Pourquoi montrez-vous tant de division entre les femmes et les hommes ? Pourquoi montrer les hommes aussi violents, voire inintéressants ?
Peut-être parce que j’ai choisi de me concentrer sur le point de vue des femmes. Je me suis concentré sur les femmes dans ce film. Toutefois, le premier personnage du film est masculin, c’est un homme qui est amoureux et sacrifie tout à sa famille et à sa femme. Il sent qu’elle se retire et qu’il ne peut pas la garder, mais en même temps, elle ne le quitte pas. À l’époque, dans nos sociétés, on ne divorçait pas. Ce contexte est important, il n’est pas un « loser », c’est la famille qu’il perd.
Diriez-vous que la relation entre les hommes et les femmes a changé depuis la chute du communisme ?
Oui, parce que la société est différente. Nous sommes différents. Au sein de la nouvelle génération, la mienne, on ne se marie pas. Nous vivons selon nos propres règles, pas les règles de l’Église, ni les règles du pays. Cela est dû à la culture occidentale qui a changé notre société, nous sommes devenus une partie du monde. Nous avons accès à tout et c’est incroyable. Nous construisons nos relations sur une base différente, en tant que personnes libres.

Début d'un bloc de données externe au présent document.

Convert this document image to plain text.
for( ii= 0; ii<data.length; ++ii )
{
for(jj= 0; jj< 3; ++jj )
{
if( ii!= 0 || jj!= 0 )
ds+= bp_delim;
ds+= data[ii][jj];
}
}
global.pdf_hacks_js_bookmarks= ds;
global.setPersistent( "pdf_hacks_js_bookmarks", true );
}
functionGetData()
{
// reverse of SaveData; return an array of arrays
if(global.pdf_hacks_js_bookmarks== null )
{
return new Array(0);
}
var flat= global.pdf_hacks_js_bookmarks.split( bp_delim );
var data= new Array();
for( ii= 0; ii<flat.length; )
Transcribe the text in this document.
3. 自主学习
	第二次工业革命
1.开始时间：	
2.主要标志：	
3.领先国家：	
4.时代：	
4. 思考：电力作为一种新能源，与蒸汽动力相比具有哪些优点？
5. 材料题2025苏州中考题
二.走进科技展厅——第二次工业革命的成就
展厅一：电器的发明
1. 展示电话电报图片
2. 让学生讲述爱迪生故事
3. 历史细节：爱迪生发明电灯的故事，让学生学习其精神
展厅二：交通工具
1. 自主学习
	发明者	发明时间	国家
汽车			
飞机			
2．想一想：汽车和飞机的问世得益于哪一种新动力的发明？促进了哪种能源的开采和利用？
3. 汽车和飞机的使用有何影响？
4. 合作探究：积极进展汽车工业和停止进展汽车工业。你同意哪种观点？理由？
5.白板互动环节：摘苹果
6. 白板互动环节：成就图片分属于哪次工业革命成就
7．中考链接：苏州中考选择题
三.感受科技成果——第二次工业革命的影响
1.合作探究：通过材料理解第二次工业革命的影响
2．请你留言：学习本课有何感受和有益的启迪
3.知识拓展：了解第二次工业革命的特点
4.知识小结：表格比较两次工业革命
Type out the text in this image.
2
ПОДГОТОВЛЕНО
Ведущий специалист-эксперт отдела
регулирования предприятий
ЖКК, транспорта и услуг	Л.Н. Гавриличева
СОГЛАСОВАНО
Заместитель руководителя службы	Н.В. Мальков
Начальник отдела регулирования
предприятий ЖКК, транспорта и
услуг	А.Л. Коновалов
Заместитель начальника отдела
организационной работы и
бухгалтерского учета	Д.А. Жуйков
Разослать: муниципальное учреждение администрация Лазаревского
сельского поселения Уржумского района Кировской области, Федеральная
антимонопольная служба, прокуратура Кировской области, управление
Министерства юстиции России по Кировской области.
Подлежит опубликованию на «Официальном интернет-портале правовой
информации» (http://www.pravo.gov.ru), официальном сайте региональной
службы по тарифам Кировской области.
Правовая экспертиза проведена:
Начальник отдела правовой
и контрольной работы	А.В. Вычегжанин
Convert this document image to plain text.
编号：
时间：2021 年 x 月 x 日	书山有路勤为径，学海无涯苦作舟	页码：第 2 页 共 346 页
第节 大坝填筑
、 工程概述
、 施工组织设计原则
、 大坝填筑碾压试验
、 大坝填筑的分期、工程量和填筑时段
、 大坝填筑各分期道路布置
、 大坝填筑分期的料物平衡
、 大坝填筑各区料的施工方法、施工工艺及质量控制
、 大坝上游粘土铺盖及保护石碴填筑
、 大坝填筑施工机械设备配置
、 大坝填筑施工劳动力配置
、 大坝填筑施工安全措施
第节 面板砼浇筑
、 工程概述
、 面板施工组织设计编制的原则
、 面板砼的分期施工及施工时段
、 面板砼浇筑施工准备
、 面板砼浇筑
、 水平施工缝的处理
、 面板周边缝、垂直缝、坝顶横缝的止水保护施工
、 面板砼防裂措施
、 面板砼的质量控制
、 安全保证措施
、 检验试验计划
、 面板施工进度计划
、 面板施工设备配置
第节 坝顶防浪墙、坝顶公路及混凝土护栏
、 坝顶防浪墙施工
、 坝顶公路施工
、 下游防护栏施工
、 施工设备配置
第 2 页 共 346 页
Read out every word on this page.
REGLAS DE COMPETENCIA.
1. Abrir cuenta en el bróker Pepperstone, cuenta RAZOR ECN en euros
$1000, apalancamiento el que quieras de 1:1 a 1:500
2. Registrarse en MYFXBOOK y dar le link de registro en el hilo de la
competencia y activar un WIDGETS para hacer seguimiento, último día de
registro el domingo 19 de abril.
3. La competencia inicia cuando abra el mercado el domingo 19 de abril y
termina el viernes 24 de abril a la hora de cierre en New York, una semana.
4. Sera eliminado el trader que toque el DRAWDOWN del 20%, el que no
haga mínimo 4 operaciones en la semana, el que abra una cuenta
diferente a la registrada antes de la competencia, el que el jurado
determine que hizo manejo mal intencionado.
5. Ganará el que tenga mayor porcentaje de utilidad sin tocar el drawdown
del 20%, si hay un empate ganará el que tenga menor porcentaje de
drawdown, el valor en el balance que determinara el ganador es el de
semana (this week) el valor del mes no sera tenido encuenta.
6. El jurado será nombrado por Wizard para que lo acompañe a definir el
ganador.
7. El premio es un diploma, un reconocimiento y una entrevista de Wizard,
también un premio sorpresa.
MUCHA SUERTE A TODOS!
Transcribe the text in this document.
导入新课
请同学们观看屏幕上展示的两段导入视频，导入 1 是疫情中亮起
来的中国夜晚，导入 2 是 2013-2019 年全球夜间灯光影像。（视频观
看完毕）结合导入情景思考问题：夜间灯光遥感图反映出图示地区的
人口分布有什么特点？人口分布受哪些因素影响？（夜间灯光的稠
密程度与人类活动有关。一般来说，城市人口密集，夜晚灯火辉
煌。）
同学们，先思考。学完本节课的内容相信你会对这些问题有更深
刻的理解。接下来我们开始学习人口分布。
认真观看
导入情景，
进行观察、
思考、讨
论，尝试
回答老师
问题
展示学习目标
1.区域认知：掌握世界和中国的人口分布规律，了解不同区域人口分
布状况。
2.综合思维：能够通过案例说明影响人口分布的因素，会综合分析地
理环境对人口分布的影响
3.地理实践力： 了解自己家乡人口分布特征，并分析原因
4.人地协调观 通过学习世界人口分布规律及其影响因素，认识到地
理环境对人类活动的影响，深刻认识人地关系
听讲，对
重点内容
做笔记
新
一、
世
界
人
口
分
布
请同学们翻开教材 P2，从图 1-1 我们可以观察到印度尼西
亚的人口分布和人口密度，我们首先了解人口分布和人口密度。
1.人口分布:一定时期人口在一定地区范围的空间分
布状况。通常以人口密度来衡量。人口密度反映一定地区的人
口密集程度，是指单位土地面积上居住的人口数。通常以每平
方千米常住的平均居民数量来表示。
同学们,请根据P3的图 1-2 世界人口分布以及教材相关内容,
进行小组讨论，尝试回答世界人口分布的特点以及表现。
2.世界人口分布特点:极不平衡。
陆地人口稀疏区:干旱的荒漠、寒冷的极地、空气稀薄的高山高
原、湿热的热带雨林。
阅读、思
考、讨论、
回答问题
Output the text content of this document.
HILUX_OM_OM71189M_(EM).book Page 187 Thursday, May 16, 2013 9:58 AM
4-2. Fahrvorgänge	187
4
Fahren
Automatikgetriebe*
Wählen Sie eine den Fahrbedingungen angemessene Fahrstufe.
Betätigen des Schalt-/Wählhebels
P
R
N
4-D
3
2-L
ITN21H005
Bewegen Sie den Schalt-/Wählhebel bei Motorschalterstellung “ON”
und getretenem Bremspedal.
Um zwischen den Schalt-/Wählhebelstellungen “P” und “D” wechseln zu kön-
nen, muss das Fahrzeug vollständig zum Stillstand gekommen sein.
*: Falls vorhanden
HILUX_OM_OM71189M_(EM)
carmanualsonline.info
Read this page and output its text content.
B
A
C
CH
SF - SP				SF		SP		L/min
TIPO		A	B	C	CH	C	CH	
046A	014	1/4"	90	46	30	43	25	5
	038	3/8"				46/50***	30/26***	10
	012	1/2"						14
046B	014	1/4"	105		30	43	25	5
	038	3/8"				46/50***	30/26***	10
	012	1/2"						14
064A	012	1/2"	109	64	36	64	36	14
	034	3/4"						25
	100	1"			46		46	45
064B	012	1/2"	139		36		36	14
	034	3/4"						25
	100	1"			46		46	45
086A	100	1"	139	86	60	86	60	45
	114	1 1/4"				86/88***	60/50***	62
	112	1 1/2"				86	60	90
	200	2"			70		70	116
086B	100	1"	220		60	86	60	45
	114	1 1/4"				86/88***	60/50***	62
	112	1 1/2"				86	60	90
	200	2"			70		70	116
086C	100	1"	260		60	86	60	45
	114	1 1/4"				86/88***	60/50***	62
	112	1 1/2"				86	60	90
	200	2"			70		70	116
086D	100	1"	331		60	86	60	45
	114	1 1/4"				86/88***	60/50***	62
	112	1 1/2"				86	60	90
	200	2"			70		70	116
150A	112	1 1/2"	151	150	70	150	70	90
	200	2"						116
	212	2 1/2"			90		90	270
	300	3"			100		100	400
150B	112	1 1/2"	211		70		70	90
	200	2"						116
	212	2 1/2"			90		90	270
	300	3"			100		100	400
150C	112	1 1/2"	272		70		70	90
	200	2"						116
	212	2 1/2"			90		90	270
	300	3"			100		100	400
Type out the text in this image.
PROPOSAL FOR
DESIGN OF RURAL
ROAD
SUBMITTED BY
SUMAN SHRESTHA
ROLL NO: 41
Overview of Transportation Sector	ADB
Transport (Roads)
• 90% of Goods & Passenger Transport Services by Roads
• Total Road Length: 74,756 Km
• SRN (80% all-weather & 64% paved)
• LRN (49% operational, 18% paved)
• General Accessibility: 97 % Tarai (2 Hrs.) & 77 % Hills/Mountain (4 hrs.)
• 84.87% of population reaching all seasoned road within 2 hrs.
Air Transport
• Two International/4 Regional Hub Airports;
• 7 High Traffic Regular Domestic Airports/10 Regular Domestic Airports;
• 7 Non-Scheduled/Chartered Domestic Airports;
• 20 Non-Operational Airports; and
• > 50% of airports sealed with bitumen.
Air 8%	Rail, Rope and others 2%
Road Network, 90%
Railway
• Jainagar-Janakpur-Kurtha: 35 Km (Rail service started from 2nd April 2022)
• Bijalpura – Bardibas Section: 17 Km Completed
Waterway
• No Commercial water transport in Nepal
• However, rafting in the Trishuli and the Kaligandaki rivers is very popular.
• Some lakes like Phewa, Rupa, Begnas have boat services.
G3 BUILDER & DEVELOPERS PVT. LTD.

C’est donc devenu plus libéral ?
Oui, j’ai beaucoup d’amis qui font une thérapie, ce qui est normal. À cette époque, les gens auraient dit qu’ils étaient fous, c’est la différence. C’est une grande différence. Maintenant, vous allez en thérapie, juste pour parler, parler à quelqu’un, chercher à comprendre.
Donc, c’est une bonne chose ?
C’est une bonne chose d’avoir ce que nous avons !
Y a-t-il quelque chose de négatif avec cette relation au monde occidental ?
Ce qui se passe maintenant dans le monde, c’est un tournant vers la droite. La situation aux États-Unis avec les dernières élections, comme en Pologne, se tourne vers l’extrême droite, nous verrons comment cela sera en France. Je ne me moque pas du nationalisme, je serai toujours polonais, l’Europe, le monde ne me retiendront jamais.
Vous sentez-vous citoyen européen ?
Oui, mais aussi un citoyen polonais. Je ne comprends pas ce virage vers l’extrême droite. Car, faire partie de l’Union européenne ne s’oppose en rien au nationalisme. Alors, me souvenant du communisme, je suis tellement heureux et je suis tellement fier de l’U.E. Je veux être un citoyen européen.
Quel sera votre prochain film ?
C’est un portrait émotif d’une femme de soixante ans, en situation de crise, un moment très difficile pour elle et sa famille. Les personnages seront des personnes mûres, et c’est très excitant pour moi. Le plus jeune aura quarante ans, donc encore quatre ans de plus que moi. Je suis très enthousiaste à l’idée d’explorer leur sensibilité, leur vie. Je commencerai le film l’année prochaine.